How do you “love your neighbor as yourself”? Have you ever really thought about how difficult that is? You’re watching the game on TV, you get thirsty, you go to the refrigerator and get something to drink, and come back into the room. And just as you enter the room, your spouse or child or friend says, “Would you get something for me, too?” And sad to say, often the first thought is, “ARGH, why don’t you get it yourself?” You naturally take care of yourself and your needs without even thinking – you love yourself, but you don’t “Love your neighbor as yourself”.
How do you “love your neighbor as yourself”? It turns out that only one who is set free from the tyranny of God’s Law can do the Law even remotely. Until you hear and believe that “There is therefore no condemnation for those who are in Christ Jesus.”(Ro 8:1), you will never have the Samaritan freedom to love your neighbor. That freedom comes in Jesus.
God became your neighbor in Jesus. He joined you on the side of the road of your sin and death. Jesus came to be God with us, to do the Law for us, to free us from the burden of the Law. Jesus became your neighbor, embracing you in His death, healing your wounds with His wounds. He forgives your sin and frees you from the tyranny of the Law so that you might actually do the Law – loving God and loving your neighbor. You know who the neighbor is. It’s your spouse, your child, your friend, your enemy – it’s anyone God places in your path.

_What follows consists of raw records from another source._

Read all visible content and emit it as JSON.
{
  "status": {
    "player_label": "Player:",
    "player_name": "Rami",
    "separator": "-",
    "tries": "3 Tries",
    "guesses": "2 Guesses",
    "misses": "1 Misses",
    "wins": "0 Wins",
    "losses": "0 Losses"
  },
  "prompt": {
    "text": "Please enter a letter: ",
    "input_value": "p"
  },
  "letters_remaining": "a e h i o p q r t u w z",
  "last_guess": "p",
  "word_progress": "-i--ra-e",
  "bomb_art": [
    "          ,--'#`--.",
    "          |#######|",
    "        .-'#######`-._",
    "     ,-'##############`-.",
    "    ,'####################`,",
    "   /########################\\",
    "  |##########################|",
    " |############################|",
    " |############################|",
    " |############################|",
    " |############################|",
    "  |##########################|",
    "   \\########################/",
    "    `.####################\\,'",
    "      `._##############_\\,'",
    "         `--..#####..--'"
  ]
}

That neighbor is not some opportunity for you to win brownie points in heaven. He’s there for you to serve with God’s goodness and mercy, to love as you have been loved by Jesus. Don’t look to God’s Law to justify yourself. It will damn you. Look to His Law to define and shape your love for God and love for your neighbor. Your neighbor is a gift and opportunity to serve as you have been served, to forgive as you have been forgiven, to love as you have been loved by Jesus. You get to love God and love your neighbor in kind Samaritan freedom.